Maandag, dag van de snert De vroege vogels die op maandagochtend de haven of marine kazerne betraden, werden getrakteerd op de lucht van snert. Men was gelijk klaar wakker. Het was maandag, de dag van de snert met nasi - bami of witte rijst met goulash. Maar de hoofdzaak was snert. Een traditie bij de Koninklijke Marine. De samenstelling was vrij eenvoudig: men trok bouillon van een varkenskop of hamschijven, zwoerd, erwten, prei en andere groenten. De dan verkregen soep werd rijkelijk voorzien van dobbelsteentjes spek en werd snert met drijfijs genoemd. In een later stadium werd er 's maandags ook de bekende bruine bonensoep geserveerd. Als er snert op het menu stond dan werd er bij het avondeten theewater oftewel doorgeslagen snert geserveerd. Dit theewater bestond uit het restant snert van het middagmaal, dat was fijngewreven door een zeef en bij de broodmaaltijd werd opgediend.

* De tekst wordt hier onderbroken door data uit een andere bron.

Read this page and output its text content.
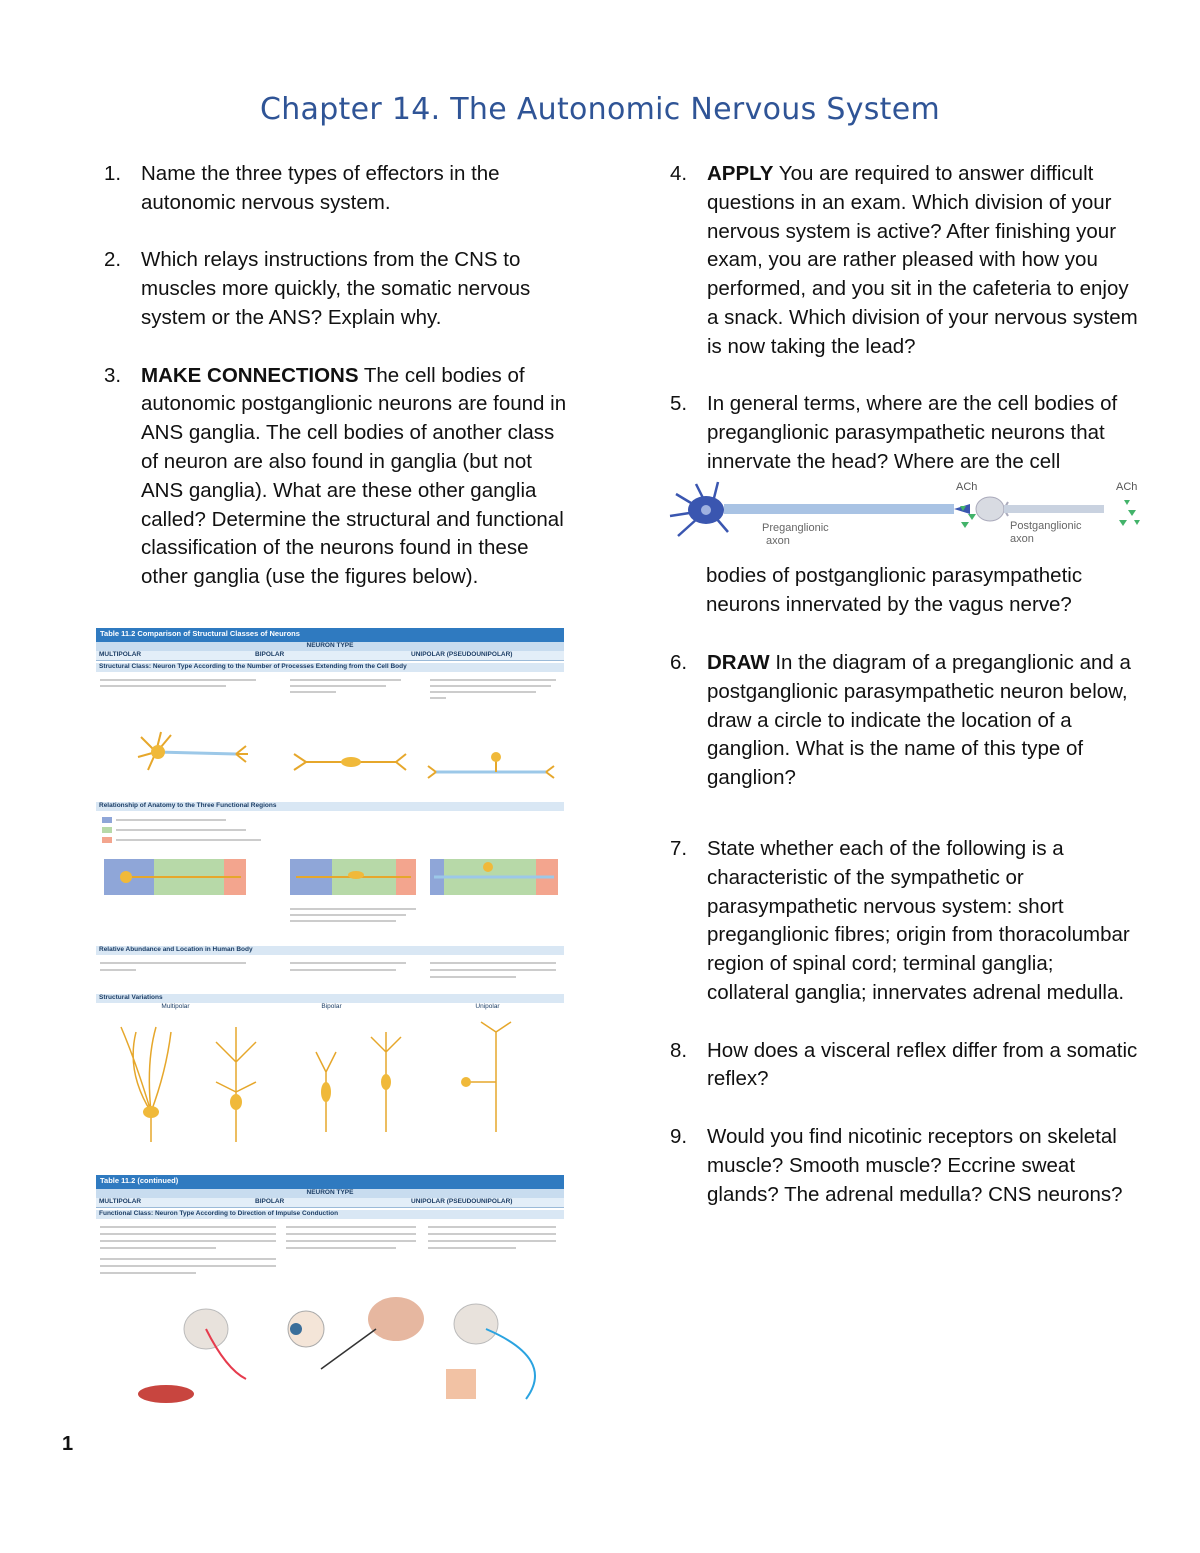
Chapter 14. The Autonomic Nervous System
1. Name the three types of effectors in the autonomic nervous system.
2. Which relays instructions from the CNS to muscles more quickly, the somatic nervous system or the ANS? Explain why.
3. MAKE CONNECTIONS The cell bodies of autonomic postganglionic neurons are found in ANS ganglia. The cell bodies of another class of neuron are also found in ganglia (but not ANS ganglia). What are these other ganglia called? Determine the structural and functional classification of the neurons found in these other ganglia (use the figures below).
Table 11.2 Comparison of Structural Classes of Neurons
NEURON TYPE
MULTIPOLAR	BIPOLAR	UNIPOLAR (PSEUDOUNIPOLAR)
Structural Class: Neuron Type According to the Number of Processes Extending from the Cell Body
Relationship of Anatomy to the Three Functional Regions
Relative Abundance and Location in Human Body
Structural Variations
Multipolar	Bipolar	Unipolar
Table 11.2 (continued)
NEURON TYPE
MULTIPOLAR	BIPOLAR	UNIPOLAR (PSEUDOUNIPOLAR)
Functional Class: Neuron Type According to Direction of Impulse Conduction
4. APPLY You are required to answer difficult questions in an exam. Which division of your nervous system is active? After finishing your exam, you are rather pleased with how you performed, and you sit in the cafeteria to enjoy a snack. Which division of your nervous system is now taking the lead?
5. In general terms, where are the cell bodies of preganglionic parasympathetic neurons that innervate the head? Where are the cell
ACh	ACh
Preganglionic
axon
Postganglionic
axon
bodies of postganglionic parasympathetic neurons innervated by the vagus nerve?
6. DRAW In the diagram of a preganglionic and a postganglionic parasympathetic neuron below, draw a circle to indicate the location of a ganglion. What is the name of this type of ganglion?
7. State whether each of the following is a characteristic of the sympathetic or parasympathetic nervous system: short preganglionic fibres; origin from thoracolumbar region of spinal cord; terminal ganglia; collateral ganglia; innervates adrenal medulla.
8. How does a visceral reflex differ from a somatic reflex?
9. Would you find nicotinic receptors on skeletal muscle? Smooth muscle? Eccrine sweat glands? The adrenal medulla? CNS neurons?
1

Woensdag, feest De woensdag was, voor bijna allemaal, een feestdag bij de Marine, de dag van de rijsttafel. De doordringende geur van trassi, gebakken kroepoek, ragout, sajoer lodeh en diverse sambals hing op en in het schip of de instelling. Vergaderingen of afspraken werden verzet, speciaal voor de rijsttafel. Oudgedienden of wervianen (arbeiders van de Rijkswerf) kwamen regelmatig bij de schepen een hapje mee-eten. Ook stonden ze vaak bij het kombuis voor een potje sambal, deze werden namelijk wekelijks vers gemaakt. Deze nasi of rijsttafel was ook traditie bij ouderdagen of grote bijeenkomsten.

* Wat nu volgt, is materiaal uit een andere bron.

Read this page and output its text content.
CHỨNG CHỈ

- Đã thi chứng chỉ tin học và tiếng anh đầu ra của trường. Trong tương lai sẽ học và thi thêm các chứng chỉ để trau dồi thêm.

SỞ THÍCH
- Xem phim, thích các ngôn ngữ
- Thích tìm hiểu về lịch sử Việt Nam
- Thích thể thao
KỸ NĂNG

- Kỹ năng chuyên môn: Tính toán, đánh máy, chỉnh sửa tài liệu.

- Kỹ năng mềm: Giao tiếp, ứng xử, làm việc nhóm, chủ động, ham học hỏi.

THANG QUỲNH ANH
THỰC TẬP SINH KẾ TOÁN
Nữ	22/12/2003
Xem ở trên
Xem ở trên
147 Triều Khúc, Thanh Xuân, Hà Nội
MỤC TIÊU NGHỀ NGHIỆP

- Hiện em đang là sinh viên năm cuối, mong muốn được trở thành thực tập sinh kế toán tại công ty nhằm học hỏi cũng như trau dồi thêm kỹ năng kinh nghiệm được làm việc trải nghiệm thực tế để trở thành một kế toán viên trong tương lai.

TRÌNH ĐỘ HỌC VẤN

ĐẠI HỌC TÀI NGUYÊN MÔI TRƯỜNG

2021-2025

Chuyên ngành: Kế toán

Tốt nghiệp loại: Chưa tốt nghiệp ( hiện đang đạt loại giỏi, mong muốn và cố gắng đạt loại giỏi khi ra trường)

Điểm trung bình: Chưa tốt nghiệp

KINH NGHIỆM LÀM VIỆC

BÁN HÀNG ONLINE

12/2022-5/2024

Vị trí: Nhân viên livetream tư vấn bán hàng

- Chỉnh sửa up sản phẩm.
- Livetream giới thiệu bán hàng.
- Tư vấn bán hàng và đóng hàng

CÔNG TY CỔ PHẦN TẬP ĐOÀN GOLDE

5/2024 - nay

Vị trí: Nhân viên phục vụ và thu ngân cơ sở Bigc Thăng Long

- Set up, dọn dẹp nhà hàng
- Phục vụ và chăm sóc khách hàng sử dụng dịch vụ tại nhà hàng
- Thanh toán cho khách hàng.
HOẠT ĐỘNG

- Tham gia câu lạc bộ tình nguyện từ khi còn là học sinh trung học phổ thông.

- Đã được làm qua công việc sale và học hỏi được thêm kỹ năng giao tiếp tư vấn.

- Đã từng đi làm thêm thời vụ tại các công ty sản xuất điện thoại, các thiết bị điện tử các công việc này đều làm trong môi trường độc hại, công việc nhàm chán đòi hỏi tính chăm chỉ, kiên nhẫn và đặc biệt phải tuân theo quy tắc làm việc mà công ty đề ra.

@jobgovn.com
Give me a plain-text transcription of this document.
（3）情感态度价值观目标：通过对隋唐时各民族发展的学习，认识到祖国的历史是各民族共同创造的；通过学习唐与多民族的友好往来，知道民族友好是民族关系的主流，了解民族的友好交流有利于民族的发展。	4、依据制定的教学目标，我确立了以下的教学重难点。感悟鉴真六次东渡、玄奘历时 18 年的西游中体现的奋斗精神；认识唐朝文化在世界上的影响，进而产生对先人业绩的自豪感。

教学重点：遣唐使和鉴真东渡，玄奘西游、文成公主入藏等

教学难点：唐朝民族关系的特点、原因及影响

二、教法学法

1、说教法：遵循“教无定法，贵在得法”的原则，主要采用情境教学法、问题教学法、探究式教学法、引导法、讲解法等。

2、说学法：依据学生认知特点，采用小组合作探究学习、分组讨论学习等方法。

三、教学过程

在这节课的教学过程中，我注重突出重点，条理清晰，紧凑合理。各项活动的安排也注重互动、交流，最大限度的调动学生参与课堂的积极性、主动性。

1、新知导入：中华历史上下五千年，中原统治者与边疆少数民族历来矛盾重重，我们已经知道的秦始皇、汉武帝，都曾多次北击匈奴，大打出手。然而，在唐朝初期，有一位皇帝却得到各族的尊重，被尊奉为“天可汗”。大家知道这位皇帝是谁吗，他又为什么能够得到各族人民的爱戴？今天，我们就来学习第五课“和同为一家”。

Donderdag, Hollandse rijsttafel De donderdag was ingeruimd voor de Hollandse of Zeeuwse rijsttafel. Dat was voor de botteliers, koks en hofmeesters naast de woensdag - de topdag. Zij hadden dan de mogelijkheid om hun vakkennis ten toon te spreiden. De Hollandse of Zeeuwse rijsttafel was een uitgebreide maaltijd bestaande uit rijst, schijven gebakken aardappels, bruine bonen of kapucijners, sla, tomaat, augurken, komkommers, speklap en spekvet met kaantjes. Wat vooral niet vergeten mocht worden, waren de gebakken en rauwe uitjes. Daarnaast natuurlijk sambal en piccalilly.

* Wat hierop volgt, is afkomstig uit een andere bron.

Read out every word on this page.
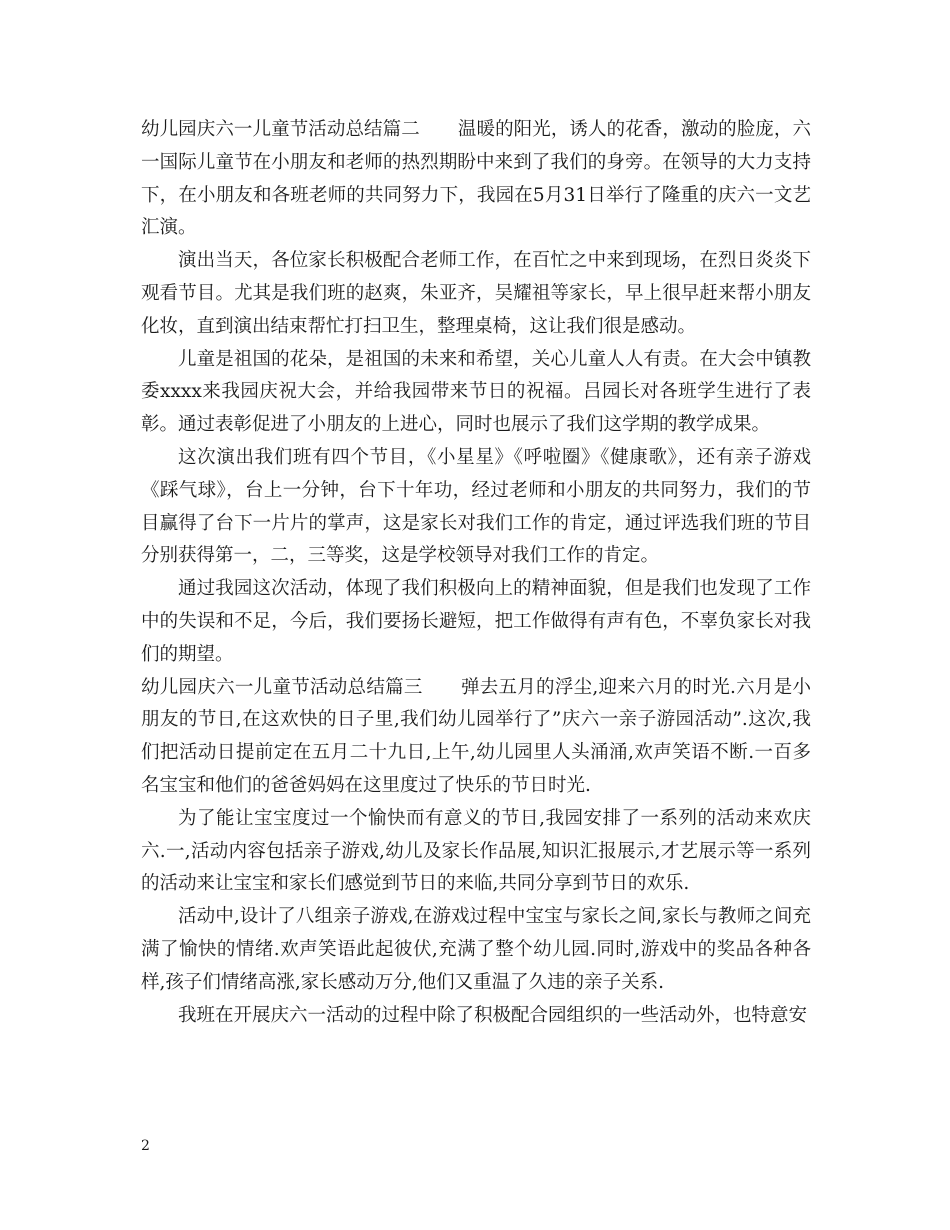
幼儿园庆六一儿童节活动总结篇二 温暖的阳光，诱人的花香，激动的脸庞，六一国际儿童节在小朋友和老师的热烈期盼中来到了我们的身旁。在领导的大力支持下，在小朋友和各班老师的共同努力下，我园在5月31日举行了隆重的庆六一文艺汇演。

演出当天，各位家长积极配合老师工作，在百忙之中来到现场，在烈日炎炎下观看节目。尤其是我们班的赵爽，朱亚齐，吴耀祖等家长，早上很早赶来帮小朋友化妆，直到演出结束帮忙打扫卫生，整理桌椅，这让我们很是感动。

儿童是祖国的花朵，是祖国的未来和希望，关心儿童人人有责。在大会中镇教委xxxx来我园庆祝大会，并给我园带来节日的祝福。吕园长对各班学生进行了表彰。通过表彰促进了小朋友的上进心，同时也展示了我们这学期的教学成果。

这次演出我们班有四个节目，《小星星》《呼啦圈》《健康歌》，还有亲子游戏《踩气球》，台上一分钟，台下十年功，经过老师和小朋友的共同努力，我们的节目赢得了台下一片片的掌声，这是家长对我们工作的肯定，通过评选我们班的节目分别获得第一，二，三等奖，这是学校领导对我们工作的肯定。

通过我园这次活动，体现了我们积极向上的精神面貌，但是我们也发现了工作中的失误和不足，今后，我们要扬长避短，把工作做得有声有色，不辜负家长对我们的期望。

幼儿园庆六一儿童节活动总结篇三 弹去五月的浮尘,迎来六月的时光.六月是小朋友的节日,在这欢快的日子里,我们幼儿园举行了”庆六一亲子游园活动”.这次,我们把活动日提前定在五月二十九日,上午,幼儿园里人头涌涌,欢声笑语不断.一百多名宝宝和他们的爸爸妈妈在这里度过了快乐的节日时光.

为了能让宝宝度过一个愉快而有意义的节日,我园安排了一系列的活动来欢庆六.一,活动内容包括亲子游戏,幼儿及家长作品展,知识汇报展示,才艺展示等一系列的活动来让宝宝和家长们感觉到节日的来临,共同分享到节日的欢乐.

活动中,设计了八组亲子游戏,在游戏过程中宝宝与家长之间,家长与教师之间充满了愉快的情绪.欢声笑语此起彼伏,充满了整个幼儿园.同时,游戏中的奖品各种各样,孩子们情绪高涨,家长感动万分,他们又重温了久违的亲子关系.

我班在开展庆六一活动的过程中除了积极配合园组织的一些活动外，也特意安

2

Wat ook veel voorkwam was de zuurkool met leiding (worst) of stamppot boerenkool met leuning of een gehaktbal (uit blik). Verder werd er ook veel provinciaal op tafel gezet. Dat bestond uit stevige ragout met veel vlees - wortelen - en doperwten met een stukje klapstuk
Vrijdag, vis In de jaren vijftig en zestig was in het menu, de vrijdag gereserveerd voor de Rooms Katholieke bemanningsleden. Die mochten toen op vrijdag geen vlees eten, dus was het vis! Gekookte of gebakken aardappelen met wortelen en doperwten (punten en strepen).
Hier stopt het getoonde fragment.